Now, let's compare the three methods using various categories, and we'll also describe some of the trade-offs.

With system 1, we see the loosest coupling. This has the advantage that each of the three processes can be easily (i.e., via the command line, as opposed to recompile/redesign) replaced with a different module. This follows naturally, because the "unit of modularity" is the entire module itself. System 1 is also the only one that can be distributed among multiple nodes in a QNX Neutrino network. Since the communications pathway is abstracted over some connectioned protocol, it's easy to see that the three processes can be executing on any machine in the network. This may be a very powerful scalability factor for your design—you may need your system to scale up to having hundreds of machines distributed geographically (or in other ways, e.g., for peripheral hardware capability) and communicating with each other.
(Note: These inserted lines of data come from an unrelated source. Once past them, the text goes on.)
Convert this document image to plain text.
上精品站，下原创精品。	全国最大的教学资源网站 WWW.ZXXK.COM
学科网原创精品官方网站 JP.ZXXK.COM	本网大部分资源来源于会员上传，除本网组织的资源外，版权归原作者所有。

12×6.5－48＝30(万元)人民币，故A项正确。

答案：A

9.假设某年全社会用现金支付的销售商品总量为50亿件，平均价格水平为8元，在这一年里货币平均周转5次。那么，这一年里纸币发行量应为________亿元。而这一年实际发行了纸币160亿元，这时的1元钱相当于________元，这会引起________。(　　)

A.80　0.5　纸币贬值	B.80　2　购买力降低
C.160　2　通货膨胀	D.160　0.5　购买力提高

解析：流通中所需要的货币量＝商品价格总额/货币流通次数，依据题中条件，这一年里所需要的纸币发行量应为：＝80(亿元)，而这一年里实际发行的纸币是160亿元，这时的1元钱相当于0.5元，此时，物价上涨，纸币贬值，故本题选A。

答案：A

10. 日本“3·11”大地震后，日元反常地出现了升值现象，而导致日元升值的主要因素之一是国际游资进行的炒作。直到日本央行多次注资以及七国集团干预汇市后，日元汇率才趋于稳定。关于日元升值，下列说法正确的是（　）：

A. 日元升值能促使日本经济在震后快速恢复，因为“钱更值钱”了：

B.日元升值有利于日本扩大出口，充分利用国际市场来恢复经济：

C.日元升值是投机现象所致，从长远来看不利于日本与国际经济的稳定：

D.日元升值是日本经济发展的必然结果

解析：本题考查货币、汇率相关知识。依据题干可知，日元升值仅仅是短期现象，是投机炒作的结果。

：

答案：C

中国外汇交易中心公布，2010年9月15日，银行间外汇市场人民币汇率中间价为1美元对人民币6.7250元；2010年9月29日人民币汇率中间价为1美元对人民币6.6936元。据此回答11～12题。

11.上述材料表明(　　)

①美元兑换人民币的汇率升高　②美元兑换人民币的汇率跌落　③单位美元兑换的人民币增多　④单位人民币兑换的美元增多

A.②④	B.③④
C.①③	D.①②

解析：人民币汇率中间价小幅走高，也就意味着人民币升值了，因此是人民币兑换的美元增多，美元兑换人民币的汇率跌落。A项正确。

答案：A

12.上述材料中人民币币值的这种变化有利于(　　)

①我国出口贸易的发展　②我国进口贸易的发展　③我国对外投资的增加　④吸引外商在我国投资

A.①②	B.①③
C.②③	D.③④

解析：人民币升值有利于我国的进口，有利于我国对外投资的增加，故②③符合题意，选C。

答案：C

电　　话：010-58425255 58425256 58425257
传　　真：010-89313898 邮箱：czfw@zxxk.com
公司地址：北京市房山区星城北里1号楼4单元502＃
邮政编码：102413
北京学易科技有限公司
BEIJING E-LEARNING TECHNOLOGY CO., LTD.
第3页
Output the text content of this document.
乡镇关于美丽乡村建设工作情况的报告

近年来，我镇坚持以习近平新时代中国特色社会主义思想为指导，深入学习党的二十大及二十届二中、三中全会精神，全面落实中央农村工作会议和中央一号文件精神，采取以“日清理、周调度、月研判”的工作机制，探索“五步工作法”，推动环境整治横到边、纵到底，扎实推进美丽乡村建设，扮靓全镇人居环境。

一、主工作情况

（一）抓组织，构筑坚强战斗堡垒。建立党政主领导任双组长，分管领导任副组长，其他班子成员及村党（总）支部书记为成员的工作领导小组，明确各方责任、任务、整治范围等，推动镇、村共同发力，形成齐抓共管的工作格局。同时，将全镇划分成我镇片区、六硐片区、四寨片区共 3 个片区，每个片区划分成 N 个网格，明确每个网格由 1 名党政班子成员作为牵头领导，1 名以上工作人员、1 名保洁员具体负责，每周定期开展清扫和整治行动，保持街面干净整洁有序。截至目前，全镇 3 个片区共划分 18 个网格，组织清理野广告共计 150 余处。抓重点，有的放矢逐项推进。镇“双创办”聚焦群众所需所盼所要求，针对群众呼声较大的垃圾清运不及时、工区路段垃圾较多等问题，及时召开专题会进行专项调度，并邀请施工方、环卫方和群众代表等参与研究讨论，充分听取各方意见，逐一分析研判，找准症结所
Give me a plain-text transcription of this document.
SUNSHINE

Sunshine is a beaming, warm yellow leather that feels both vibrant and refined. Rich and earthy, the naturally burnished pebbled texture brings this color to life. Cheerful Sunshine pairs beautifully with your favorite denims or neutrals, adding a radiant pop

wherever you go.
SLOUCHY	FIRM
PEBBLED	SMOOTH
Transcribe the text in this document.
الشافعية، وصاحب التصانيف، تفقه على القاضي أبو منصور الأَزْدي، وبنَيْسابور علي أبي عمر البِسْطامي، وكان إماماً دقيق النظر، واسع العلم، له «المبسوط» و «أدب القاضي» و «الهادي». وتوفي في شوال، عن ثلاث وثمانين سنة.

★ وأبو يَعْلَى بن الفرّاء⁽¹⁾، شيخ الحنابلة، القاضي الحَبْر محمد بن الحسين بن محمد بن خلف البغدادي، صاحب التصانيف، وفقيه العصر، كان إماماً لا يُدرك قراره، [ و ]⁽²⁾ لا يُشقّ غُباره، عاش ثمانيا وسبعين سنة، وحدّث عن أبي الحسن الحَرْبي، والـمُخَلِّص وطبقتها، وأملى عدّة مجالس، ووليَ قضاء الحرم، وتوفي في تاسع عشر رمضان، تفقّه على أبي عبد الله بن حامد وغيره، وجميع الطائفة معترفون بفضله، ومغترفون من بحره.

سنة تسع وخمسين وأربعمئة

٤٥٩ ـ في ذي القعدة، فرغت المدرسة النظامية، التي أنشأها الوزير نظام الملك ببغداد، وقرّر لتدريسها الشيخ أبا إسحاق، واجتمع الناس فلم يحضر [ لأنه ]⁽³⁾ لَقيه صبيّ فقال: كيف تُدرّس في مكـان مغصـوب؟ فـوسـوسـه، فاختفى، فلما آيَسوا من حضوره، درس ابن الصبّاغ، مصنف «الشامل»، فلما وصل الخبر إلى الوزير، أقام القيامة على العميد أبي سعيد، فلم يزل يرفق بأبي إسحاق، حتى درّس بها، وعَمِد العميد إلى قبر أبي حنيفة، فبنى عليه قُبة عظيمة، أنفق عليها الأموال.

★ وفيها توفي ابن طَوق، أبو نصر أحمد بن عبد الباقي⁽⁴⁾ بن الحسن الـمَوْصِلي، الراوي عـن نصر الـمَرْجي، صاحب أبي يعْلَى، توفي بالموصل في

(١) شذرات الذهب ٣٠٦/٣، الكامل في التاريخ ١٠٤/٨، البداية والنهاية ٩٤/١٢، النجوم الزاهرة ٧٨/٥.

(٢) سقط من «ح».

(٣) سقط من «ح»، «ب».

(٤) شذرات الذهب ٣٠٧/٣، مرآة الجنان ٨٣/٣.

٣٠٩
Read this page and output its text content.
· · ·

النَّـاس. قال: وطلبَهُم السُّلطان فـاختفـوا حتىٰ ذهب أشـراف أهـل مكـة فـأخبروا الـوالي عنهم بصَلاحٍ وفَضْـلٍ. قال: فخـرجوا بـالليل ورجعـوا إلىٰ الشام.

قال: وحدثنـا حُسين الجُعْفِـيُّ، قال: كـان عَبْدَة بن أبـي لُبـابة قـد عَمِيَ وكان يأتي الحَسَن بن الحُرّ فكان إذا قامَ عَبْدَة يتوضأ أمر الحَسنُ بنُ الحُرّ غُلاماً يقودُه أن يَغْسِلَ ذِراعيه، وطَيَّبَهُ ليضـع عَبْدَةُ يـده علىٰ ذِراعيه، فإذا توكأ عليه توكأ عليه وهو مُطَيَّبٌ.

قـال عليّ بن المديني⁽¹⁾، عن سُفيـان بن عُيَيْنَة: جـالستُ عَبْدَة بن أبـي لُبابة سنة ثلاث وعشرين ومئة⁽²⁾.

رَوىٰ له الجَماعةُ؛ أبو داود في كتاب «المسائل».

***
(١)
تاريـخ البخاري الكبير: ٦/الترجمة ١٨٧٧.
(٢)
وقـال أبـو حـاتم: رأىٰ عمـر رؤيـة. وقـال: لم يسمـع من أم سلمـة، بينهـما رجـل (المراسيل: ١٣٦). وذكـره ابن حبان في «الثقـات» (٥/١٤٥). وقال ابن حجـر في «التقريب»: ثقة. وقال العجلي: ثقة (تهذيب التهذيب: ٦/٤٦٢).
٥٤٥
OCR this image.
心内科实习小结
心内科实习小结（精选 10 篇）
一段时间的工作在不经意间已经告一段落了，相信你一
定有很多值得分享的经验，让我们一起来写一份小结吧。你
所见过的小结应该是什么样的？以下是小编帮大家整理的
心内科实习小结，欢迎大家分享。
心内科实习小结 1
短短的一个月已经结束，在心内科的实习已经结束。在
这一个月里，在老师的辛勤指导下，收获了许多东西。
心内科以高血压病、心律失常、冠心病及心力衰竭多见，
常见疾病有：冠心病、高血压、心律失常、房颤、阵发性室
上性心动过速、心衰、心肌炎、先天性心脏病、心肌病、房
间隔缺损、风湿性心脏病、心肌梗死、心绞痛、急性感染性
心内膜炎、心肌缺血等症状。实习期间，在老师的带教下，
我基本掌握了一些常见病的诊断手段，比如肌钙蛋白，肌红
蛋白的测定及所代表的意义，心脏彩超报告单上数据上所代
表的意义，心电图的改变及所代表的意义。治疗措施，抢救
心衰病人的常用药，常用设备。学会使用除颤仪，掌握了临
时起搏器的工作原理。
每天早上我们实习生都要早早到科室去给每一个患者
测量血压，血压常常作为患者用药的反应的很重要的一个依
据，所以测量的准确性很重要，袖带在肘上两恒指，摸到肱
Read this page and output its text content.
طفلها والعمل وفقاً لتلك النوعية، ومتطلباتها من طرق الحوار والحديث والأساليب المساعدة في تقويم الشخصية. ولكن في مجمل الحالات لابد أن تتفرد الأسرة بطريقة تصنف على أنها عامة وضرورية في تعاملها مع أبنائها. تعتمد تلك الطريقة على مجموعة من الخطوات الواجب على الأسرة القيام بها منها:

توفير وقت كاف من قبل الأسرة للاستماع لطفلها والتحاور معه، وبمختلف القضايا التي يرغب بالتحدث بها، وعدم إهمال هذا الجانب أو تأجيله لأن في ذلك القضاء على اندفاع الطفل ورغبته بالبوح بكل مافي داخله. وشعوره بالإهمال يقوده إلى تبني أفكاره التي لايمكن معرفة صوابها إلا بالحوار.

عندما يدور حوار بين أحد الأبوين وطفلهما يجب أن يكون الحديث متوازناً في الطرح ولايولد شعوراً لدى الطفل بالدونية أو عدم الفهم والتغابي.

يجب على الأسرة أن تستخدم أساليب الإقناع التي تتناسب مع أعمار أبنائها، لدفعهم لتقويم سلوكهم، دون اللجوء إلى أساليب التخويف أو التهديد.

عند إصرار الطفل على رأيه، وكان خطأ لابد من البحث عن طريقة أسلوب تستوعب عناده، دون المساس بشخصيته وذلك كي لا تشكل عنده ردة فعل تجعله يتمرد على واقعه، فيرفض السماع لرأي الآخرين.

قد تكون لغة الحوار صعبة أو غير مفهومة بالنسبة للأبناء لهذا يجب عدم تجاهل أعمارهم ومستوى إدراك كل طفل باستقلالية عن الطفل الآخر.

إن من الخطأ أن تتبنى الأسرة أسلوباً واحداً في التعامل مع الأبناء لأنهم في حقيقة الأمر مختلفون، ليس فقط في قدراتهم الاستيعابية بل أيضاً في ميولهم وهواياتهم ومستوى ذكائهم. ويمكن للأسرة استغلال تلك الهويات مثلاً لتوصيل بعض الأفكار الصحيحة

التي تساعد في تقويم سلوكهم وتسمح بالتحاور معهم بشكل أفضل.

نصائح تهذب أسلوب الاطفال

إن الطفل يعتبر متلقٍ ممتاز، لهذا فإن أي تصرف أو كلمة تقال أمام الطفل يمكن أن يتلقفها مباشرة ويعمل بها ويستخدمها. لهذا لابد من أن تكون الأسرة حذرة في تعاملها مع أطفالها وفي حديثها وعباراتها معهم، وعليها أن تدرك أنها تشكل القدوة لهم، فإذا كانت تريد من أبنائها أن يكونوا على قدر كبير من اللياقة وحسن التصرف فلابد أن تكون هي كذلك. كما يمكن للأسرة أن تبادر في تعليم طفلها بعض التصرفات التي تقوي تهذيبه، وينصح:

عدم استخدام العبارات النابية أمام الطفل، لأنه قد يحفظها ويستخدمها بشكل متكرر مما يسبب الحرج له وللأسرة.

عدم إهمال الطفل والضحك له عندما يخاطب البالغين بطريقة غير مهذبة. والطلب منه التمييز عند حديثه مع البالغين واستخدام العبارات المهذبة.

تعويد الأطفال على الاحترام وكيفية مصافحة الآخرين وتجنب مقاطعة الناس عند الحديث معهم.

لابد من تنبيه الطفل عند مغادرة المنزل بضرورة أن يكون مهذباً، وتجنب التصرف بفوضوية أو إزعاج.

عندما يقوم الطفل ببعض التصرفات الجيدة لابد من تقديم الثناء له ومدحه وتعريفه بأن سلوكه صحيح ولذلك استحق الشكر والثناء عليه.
Once we commit to a shared memory region, however, we lose the ability to distribute over a network. QNX Neutrino doesn't support network-distributed shared memory objects. So in system 2, we've effectively limited ourselves to running all three processes on the same box. We haven't lost the ability to easily remove or change a component, because we still have separate processes that can be controlled from the command line. But we have added the constraint that all the removable components need to conform to the shared-memory model.

In system 3, we've lost all the above abilities. We definitely can't run different threads from one process on multiple nodes (we can run them on different processors in an SMP system, though). And we've lost our configurability aspects—now we need to have an explicit mechanism to define which "input," "processing," or "output" algorithm we want to use (which we can solve with shared objects, also known as DLLs.)

So why would I design my system to have multiple threads like system 3? Why not go for the maximally flexible system 1?

Well, even though system 3 is the most inflexible, it is most likely going to be the fastest. There are no thread-to-thread context switches for threads in different processes, I don't have to set up memory sharing explicitly, and I don't have to use abstracted synchronization methods like pipes, POSIX message queues, or message passing to deliver the data or control information—I can use basic kernel-level thread-synchronization primitives. Another advantage is that when the system described by the one process (with the three threads) starts, I know that everything I need has been loaded off the storage medium (i.e., I'm not going to find out later that "Oops, the processing driver is missing from the disk!"). Finally, system 3 is also most likely going to be the smallest, because we won't have three individual copies of "process" information (e.g., file descriptors).

To sum up: know what the trade-offs are, and use what works for your design.